Editoriaux - Histoire - Politique - Santé - Société - 4 novembre 2016

Euthanasie : je récuse !

Il est des textes qui ont écrit une partie de l’Histoire, quand leur fonction naturelle serait plutôt de la relater après coup. Le “J’accuse” d’Émile Zola en est un. Dans une France clivée, il a relancé une cause que tous pouvaient croire perdue. Le capitaine Alfred Dreyfus est condamné, dégradé, emprisonné lorsque L’Aurore le publie. Factuellement, ce texte est assez inexact : des incriminés manquent à l’appel ou ne le sont pas pour les bons motifs. Mais il est le point d’inflexion à partir duquel la cause de Dreyfus va rebondir, pour aboutir après un long chemin à la mise en évidence de son innocence, et à sa réhabilitation.

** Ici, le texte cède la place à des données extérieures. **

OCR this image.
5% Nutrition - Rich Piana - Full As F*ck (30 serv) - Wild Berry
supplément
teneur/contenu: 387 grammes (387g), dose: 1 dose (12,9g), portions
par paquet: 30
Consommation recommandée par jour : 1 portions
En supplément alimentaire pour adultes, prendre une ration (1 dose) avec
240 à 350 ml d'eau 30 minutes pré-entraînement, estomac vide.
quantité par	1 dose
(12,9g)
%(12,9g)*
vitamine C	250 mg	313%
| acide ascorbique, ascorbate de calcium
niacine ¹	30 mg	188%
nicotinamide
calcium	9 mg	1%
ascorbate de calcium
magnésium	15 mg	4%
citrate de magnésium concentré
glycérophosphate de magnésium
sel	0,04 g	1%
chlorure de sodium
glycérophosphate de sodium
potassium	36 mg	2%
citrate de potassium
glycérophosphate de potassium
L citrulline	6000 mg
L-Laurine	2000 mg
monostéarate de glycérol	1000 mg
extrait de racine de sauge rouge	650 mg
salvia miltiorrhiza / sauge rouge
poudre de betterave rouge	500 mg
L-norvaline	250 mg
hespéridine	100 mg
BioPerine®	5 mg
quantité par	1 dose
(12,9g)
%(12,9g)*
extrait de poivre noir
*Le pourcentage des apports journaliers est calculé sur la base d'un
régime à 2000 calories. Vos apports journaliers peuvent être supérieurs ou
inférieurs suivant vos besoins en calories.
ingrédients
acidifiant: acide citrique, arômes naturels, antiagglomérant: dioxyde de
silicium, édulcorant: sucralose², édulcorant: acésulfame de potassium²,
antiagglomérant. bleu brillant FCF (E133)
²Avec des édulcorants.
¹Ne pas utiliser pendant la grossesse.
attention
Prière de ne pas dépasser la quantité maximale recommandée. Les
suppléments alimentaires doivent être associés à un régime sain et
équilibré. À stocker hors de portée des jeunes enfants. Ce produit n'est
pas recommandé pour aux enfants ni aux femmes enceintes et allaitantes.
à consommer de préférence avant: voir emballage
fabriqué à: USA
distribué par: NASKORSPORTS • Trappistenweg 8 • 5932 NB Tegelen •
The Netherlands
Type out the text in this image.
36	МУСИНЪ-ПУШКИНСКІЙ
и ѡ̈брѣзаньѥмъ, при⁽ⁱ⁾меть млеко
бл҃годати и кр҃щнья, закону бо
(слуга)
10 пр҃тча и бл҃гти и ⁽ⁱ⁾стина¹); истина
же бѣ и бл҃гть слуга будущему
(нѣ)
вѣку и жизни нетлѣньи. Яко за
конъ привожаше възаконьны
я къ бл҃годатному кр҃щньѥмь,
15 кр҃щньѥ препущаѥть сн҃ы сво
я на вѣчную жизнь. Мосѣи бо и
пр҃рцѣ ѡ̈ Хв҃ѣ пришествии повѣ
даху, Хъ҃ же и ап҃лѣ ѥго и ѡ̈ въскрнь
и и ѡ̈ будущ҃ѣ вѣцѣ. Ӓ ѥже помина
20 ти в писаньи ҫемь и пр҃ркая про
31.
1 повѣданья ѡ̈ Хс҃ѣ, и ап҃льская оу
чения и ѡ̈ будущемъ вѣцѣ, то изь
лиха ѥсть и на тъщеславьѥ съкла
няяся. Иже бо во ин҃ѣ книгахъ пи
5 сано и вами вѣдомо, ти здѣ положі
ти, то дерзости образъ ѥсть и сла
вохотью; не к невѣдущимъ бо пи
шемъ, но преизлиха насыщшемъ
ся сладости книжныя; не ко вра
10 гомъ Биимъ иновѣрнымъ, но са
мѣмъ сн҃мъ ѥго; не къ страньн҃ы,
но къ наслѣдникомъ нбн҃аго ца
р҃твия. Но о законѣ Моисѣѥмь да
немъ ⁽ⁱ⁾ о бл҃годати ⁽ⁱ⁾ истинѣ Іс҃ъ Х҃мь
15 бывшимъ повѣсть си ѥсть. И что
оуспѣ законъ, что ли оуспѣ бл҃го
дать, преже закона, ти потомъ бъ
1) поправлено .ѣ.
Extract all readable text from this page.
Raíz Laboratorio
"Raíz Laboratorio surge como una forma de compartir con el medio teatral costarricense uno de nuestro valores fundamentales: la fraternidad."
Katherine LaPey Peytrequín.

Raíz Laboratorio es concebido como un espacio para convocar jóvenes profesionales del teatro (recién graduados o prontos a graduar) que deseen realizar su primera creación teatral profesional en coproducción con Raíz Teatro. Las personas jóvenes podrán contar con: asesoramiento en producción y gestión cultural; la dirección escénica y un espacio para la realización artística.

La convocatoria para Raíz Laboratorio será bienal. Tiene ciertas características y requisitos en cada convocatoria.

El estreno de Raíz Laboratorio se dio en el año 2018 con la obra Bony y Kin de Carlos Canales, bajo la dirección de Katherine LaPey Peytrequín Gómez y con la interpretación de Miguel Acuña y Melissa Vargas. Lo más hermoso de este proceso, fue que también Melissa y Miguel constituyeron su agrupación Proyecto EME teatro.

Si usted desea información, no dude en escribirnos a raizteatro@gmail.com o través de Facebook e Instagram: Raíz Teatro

Le 2 novembre est la fête des défunts pour l’Église catholique. Jean-Luc Romero, président de l’Association pour le droit de mourir dans la dignité (ADMD) a signé un texte en forme de “J’accuse”. Il ne livre qu’un pâle pastiche où le copier-coller, fléau des temps modernes, supplée une pensée structurée. Il n’est pas question, ici, de prendre la défense du Président, du chef du gouvernement, de ses ministres, des députés et sénateurs qui sont mis en cause : ils se défendront seuls s’ils le souhaitent.

Les trois dernières accusations visent le docteur Jean Leonetti, les intégristes et tous les opposants “au droit de mourir dans la dignité”.

Les membres de l’ADMD ont le droit de penser que la loi Claeys-Leonetti n’est pas bonne. Mais il est surprenant de constater que le député Alain Claeys qui, comme son compère, a donné son nom à la loi votée le 27 janvier 2016, ne soit pas lui aussi cloué au pilori virtuel. Serait-ce à cause de sa couleur politique ?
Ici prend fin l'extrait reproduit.